Schizophrenia: Living in Your Own Reality
Famous American actor Alan Alda dealt with his mother’s severe Schizophrenia by becoming extremely successful as a TV comedic actor. He is in fact best known for playing a doctor on the award- winning television program “Mash.” In 2005, he used his childhood pain to become even more famous for writing a book (“Never Have Your Dog Stuffed”) in which he described his early life having a mother who was a paranoid schizophrenic. “She thought people were trying to kill her. She thought I was trying to kill her very often, Alda said”. (Another Side of Alan Alda Sept. 16, 2005 abcnews.go.com).
David Berkowitz aka “Son of Sam” was a New York city postal worker who confessed to shooting and killing six people and wounding several others in the years 1976 to 1977. He claimed that “a demon” that possessed his neighbor’s (Sam’s) dog commanded him to shoot attractive young women with long dark hair. He was later also diagnosed as a paranoid schizophrenic.
John Nash was a mathematical genius who was the subject of the acclaimed movie “A Beautiful Mind.” He also suffered from Schizophrenia but was “high functioning” even sharing the Nobel prize for Economic Sciences in 1994.
What possibly could all three of these people sharing the same mental illness have in common?
Schizophrenia At the Core
According to poet, critic, philosopher and founder of the philosophy Aesthetic Realism Eli Siegel, “In all insanity, the ego is in a contemptuous and angry war with the rest of existence. And where there is anger, as I have already said, the solace of contempt is hoped for.” In Schizophrenia, according to Mr. Siegel, the personality opposites of “actual” and “familiar” are in “diseased opposition” to the “remote” and the “romantic” (Self and World p. 135).
In other words, the person with Schizophrenia lives in a reality of his own choosing rather than in the world as it exists. He has become “diseased in his self-exultation.” (Self and World p. 143). As Mr. Siegel explains in Self and World on page 15. “I mean forthrightly to show that contempt causes insanity and as I have said, interferes with mind in a less disastrous way.” According to the third statement of Aesthetic Realism which defines the human tendency towards contempt “There is a disposition in every person to think he will be for himself by making less of the outside world.” (Erasing Scars: Herpes and Healing p.136).
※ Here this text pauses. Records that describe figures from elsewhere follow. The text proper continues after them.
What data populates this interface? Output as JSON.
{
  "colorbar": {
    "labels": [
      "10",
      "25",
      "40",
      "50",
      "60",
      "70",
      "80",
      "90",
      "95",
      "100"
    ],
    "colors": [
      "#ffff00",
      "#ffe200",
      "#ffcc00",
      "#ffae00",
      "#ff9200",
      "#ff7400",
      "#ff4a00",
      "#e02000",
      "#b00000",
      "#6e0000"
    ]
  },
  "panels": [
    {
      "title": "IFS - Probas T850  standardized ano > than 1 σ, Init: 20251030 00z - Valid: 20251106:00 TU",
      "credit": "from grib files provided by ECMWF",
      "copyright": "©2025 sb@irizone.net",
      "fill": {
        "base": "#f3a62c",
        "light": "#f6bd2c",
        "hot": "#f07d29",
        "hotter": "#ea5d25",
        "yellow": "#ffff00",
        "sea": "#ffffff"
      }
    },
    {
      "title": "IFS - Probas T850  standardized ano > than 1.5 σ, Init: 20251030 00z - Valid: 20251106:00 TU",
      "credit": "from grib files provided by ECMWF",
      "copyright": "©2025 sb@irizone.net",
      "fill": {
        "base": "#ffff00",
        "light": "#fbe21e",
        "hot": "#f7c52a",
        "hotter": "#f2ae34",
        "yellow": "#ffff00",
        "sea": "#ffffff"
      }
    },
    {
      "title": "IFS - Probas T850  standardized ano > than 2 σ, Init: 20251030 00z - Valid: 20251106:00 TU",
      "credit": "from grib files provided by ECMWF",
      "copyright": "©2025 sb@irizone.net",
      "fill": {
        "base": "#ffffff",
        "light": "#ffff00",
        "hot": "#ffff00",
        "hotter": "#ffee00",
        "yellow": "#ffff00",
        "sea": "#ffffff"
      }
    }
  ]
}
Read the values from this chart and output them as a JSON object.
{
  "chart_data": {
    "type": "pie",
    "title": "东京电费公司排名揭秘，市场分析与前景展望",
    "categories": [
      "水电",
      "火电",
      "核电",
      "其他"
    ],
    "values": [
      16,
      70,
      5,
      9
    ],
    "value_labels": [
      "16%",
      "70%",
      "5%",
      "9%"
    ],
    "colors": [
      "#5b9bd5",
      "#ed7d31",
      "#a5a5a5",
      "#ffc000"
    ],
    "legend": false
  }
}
As a physician who has studied Aesthetic Realism for the past 32 years, I can attest to the fact that if you don’t do all you can to fight your unconscious desire to elevate your ego through making less of everything not yourself (contempt), you will weaken yourself physically and mentally.
It’s A Global Condition
Per the World Health Organization Schizophrenia affects more than 21 million people worldwide. According to NIMH the prevalence rate of Schizophrenia in the United States for adults is approximately 1.1% which amounts to approximately 3-5 million people. About 75% of the cases of Schizophrenia develop between the ages of 16 and 25 years of age with studies showing that “25% of those having Schizophrenia recover completely, 50% are improved over a 10-year period and 25% do not improve over time.” (About Schizophrenia sardaa.org).
Symptoms Of The Disorder
Common symptoms of Schizophrenia include delusions (“a persistent false idea or belief”), hallucinations and movement and thought disorders. In the acute phase of this disorder, patients may hear voices, may believe other people are “reading their minds” and controlling their thoughts and/or may believe others are plotting against them if they have a paranoid component to their Schizophrenia.
Other symptoms of Schizophrenia may include a lack of motivation, a blunted affect or lack of emotion, difficulty keeping a job or forming relationships and a decreased feeling of any pleasure in everyday activities. Schizophrenics may also exhibit problems focusing or concentrating, problems making “executive” decisions and difficulty using and working with new knowledge immediately after learning it.
Risk factors include a positive family history, poor pre-natal care, difficulty during birth and various “psychosocial factors.” Further research into the prevention of Schizophrenia may lie in learning to understand the “battle” within all of us between our desire for contempt which can lead to insanity and our desire to respect as much in this world as possible.
Treatments for Schizophrenia
Current treatments include anti-psychotic medications and various psychosocial treatments. The good news is there is great hope for Schizophrenia and other mental illnesses if we are willing to address and analyze our attitudes and emotions and study our aesthetic makeup. As Mr. Siegel states “A Large purpose of Aesthetic Realism is to have a person make up his mind as to the value for him of contempt and respect. Only through aesthetics as the oneness of opposites can he do this.” (Self and World Preface: Contempt Causes Insanity p. 19).
The study and introduction of Aesthetic Realism early in a child’s education could certainly help institute mental stability instead of instability as a confusing world could be better understood and not simply hated. To understand our 2 warring selves and the battle between contempt and respect within us would help to give us mental balance as “No self can truly know itself and be ashamed.” (Self and World “The Aesthetic Method in Self-Conflict” Definition Press 1981 p.98).